我有一段在列表字典中搜索字符串列表的Python代码.它目前可以工作;但是我的代码遍历字典中的每个条目,然后try 找到与子列表匹配的列表.如果词典很大,我的代码就不会有效率.有没有更好/更有效的方法来做到这一点?
我的python代码如下:
from collections import defaultdict
import numpy as np
from bisect import bisect_left
def matchingStringsByKeys(dictionary, searchString):
return [val for key, val in dictionary.items() if searchString in key]
def getsublist(firstArr, secondArr):
# Maps elements of firstArr[]
# to their respective indices
mp = {}
print('len(firstArr): %s' % str(len(firstArr)))
# Traverse the array firstArr[]
for i in range(len(firstArr)):
mp[firstArr[i]] = i + 1
# Stores the indices of common elements
# between firstArr[] and secondArr[]
tempArr = []
# Traverse the array secondArr[]
for i in range(len(secondArr)):
returned_keys = matchingStringsByKeys(mp, secondArr[i])

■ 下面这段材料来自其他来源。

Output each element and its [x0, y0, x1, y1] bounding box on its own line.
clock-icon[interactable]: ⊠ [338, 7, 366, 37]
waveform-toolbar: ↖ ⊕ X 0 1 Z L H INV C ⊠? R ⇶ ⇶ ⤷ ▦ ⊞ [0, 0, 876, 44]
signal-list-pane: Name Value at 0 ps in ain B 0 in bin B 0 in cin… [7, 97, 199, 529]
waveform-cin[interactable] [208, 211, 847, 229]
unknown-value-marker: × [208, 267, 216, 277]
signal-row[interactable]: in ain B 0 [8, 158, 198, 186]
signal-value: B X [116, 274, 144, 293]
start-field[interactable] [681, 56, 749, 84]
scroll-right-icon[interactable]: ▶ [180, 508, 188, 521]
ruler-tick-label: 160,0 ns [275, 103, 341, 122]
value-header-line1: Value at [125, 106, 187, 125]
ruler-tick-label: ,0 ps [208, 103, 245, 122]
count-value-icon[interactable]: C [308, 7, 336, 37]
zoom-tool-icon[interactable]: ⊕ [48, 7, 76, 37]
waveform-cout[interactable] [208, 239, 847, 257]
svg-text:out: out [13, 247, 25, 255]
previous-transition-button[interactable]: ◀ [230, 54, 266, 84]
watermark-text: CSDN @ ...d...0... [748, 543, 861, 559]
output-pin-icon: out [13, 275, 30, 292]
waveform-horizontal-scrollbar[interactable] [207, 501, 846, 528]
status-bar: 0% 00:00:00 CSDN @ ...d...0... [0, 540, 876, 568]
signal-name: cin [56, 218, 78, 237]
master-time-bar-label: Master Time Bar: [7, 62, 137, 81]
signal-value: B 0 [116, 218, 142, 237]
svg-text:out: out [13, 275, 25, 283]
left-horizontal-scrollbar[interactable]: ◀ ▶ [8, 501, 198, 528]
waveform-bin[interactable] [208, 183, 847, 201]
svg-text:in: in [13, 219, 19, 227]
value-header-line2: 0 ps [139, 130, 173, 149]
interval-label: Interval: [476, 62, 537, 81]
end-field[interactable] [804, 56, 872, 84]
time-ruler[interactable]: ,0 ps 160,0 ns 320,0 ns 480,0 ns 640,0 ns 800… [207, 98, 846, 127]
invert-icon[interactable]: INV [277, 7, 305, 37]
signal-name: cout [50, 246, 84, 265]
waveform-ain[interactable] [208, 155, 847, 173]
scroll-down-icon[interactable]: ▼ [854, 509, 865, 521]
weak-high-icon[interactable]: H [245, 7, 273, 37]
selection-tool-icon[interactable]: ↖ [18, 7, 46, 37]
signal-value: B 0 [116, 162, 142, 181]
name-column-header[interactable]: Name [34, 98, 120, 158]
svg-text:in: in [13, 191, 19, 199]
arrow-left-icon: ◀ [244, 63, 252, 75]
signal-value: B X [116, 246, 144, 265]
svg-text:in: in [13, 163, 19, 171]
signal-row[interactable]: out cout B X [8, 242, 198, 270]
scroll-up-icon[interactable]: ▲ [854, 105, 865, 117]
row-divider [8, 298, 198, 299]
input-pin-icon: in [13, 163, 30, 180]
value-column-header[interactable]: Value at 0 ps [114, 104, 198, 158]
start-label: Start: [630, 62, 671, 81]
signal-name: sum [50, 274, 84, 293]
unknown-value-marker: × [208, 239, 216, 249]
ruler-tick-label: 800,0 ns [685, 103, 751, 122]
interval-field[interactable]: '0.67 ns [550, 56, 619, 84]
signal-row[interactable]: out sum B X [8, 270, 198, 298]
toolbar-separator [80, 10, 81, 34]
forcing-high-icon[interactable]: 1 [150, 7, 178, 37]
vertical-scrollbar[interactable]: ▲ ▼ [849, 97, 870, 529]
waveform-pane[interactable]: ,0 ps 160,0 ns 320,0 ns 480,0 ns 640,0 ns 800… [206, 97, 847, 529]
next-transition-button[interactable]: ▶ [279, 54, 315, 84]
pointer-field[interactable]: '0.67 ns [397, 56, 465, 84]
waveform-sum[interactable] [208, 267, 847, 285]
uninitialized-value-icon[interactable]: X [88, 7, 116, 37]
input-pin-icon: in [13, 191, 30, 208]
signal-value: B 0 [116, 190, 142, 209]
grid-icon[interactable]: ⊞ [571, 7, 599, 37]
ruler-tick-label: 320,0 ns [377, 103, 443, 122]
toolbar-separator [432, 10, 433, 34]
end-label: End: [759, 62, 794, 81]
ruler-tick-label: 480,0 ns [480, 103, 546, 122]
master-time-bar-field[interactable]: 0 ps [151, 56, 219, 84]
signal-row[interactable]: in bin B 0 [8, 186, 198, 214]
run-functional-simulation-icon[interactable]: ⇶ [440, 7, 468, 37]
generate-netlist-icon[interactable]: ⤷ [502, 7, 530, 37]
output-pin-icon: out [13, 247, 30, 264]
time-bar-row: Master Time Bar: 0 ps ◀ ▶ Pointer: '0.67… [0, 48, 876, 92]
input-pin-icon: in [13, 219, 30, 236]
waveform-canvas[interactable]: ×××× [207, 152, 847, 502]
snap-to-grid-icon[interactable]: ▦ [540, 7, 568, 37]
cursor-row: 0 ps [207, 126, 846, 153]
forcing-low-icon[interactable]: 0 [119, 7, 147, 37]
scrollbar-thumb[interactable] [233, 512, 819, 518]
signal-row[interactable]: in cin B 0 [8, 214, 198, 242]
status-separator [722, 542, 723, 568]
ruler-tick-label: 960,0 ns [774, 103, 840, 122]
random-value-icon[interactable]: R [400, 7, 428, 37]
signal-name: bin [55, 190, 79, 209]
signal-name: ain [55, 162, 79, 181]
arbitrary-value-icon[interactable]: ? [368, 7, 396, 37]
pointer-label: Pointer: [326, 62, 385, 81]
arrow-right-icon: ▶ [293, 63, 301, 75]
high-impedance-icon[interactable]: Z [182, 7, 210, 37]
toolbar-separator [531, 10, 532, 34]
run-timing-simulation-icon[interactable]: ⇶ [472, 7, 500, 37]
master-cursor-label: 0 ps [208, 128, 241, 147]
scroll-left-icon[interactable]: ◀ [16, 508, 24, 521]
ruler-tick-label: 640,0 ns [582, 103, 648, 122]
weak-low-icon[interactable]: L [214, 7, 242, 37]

if (len(returned_keys) > 0):
print('Match found for: %s' % secondArr[i])
for k in returned_keys:
tempArr.append(k)
tail = []
tempArrLen = len(tempArr)
if ( tempArrLen > 0):
# Stores lIS from tempArr[]
tail.append(tempArr[0])
for i in range(1, len(tempArr)):
if (tempArr[i] > tail[-1]):
tail.append(tempArr[i])
elif (tempArr[i] < tail[0]):
tail.insert(0, tempArr[i])
else :
it = bisect_left(tail, tempArr[i])
tail.insert(it, tempArr[i])
else:
print('Did not find a match')
return tail
#keyword_list = ['men', 'boy']
keyword_list = ['men', 'boy', 'dog']
#db_data={'male':['man', 'men'], 'child':['boy','lad', 'girl'], 'animal':['cat','dog']}
db_data={'male':['1:man', '2:men'], 'child':['3:boy','4:lad', '5:girl'], 'animal':['6:cat','7:dog, puppy']}
output = defaultdict(list)
for key, value in db_data.items():
print('\nchecking in: %s\n ' % (value))
a = np.array(value)
b = a.ravel()
result = getsublist(b, keyword_list)
print('Result: %s' % (result))
for x in result:
output[key].append(b[x-1])
print(output)